The U.S. Treasury outlined plans last month to sell its GM stake over the next 12 to 15 months. Last week, Chief Executive Dan Akerson said he expects GM to earn an investment-grade credit rating in 2013.
GM is already "trending toward investment grade," Davlin said. He pointed to GM's eleven-quarter streak of profits, its large financial cushion and its strong position in the world's two largest automotive markets, the United States and China.
"We want to ensure we have the liquidity to make it through the cyclicality of the industry," Davlin said, speaking to reporters and analysts a day before the Detroit auto show.
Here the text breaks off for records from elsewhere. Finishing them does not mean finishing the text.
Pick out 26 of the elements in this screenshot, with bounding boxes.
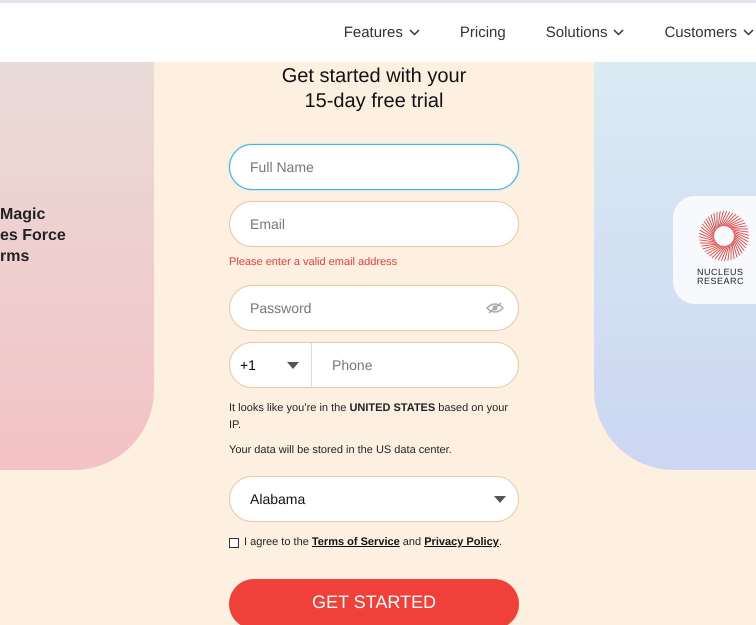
name-field[interactable]: Full Name [229, 144, 519, 190]
email-field[interactable]: Email [229, 201, 519, 247]
nav-link[interactable]: Customers [664, 24, 754, 41]
privacy-link[interactable]: Privacy Policy [424, 536, 499, 548]
password-field[interactable]: Password [229, 285, 519, 331]
region-select[interactable]: Alabama [229, 476, 519, 522]
nav-link[interactable]: Pricing [460, 24, 506, 41]
terms-link[interactable]: Terms of Service [312, 536, 400, 548]
caret-icon [494, 496, 506, 502]
error-message: Please enter a valid email address [229, 256, 398, 268]
nav-link[interactable]: Solutions [546, 24, 624, 41]
logo-text: NUCLEUS [697, 268, 745, 277]
promo-heading: Magic es Force rms [0, 205, 67, 267]
country-code-select[interactable]: +1 [230, 343, 312, 387]
location-note: It looks like you’re in the UNITED STATES based on your IP. [229, 401, 509, 433]
agree-checkbox[interactable] [229, 538, 239, 548]
logo-text: RESEARC [697, 277, 746, 286]
data-center-note: Your data will be stored in the US data center. [229, 443, 453, 458]
phone-field[interactable]: +1 Phone [229, 342, 519, 388]
agree-text: I agree to the Terms of Service and Privacy Policy. [244, 535, 502, 550]
caret-icon [287, 362, 299, 368]
nav-link[interactable]: Features [344, 24, 420, 41]
phone-input[interactable]: Phone [312, 349, 518, 381]
get-started-button[interactable]: GET STARTED [229, 579, 519, 625]
sunburst-logo-icon [698, 210, 750, 262]
form-title: Get started with your 15-day free trial [282, 64, 466, 114]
Until recently, uncertainty over when and how the U.S. Treasury would sell its 26-percent stake hurt GM's overall market value, Davlin said. But GM shares have risen nearly 20 percent since the U.S. government announced its exit strategy.
GM shares are ended at $30.36 per share on Friday.
Still GM has a number of challenges ahead, most prominently of which is Europe. GM is struggling to stem years of losses in the depressed and highly competitive European market where its core brands are Opel and UK-based Vauxhall.
It has made inroads in restructuring its European operations, including announcing plans to close its assembly plant in Bochum, Germany. But Akerson said he is not yet satisfied with GM's current position.
"That's probably my greatest concern -- how quickly can we turn that around," Davlin said, of Europe.
He also predicted that the U.S. dollar would rise against the Japanese yen and the euro this year. This would represent a "slight headwind" to GM, which must convert its earnings overseas into U.S. dollars. GM is also expecting a stable U.S. economy in 2013.
"We don't see a big rebound in the economy or a return to financial doldrums," Davlin said, of 2013.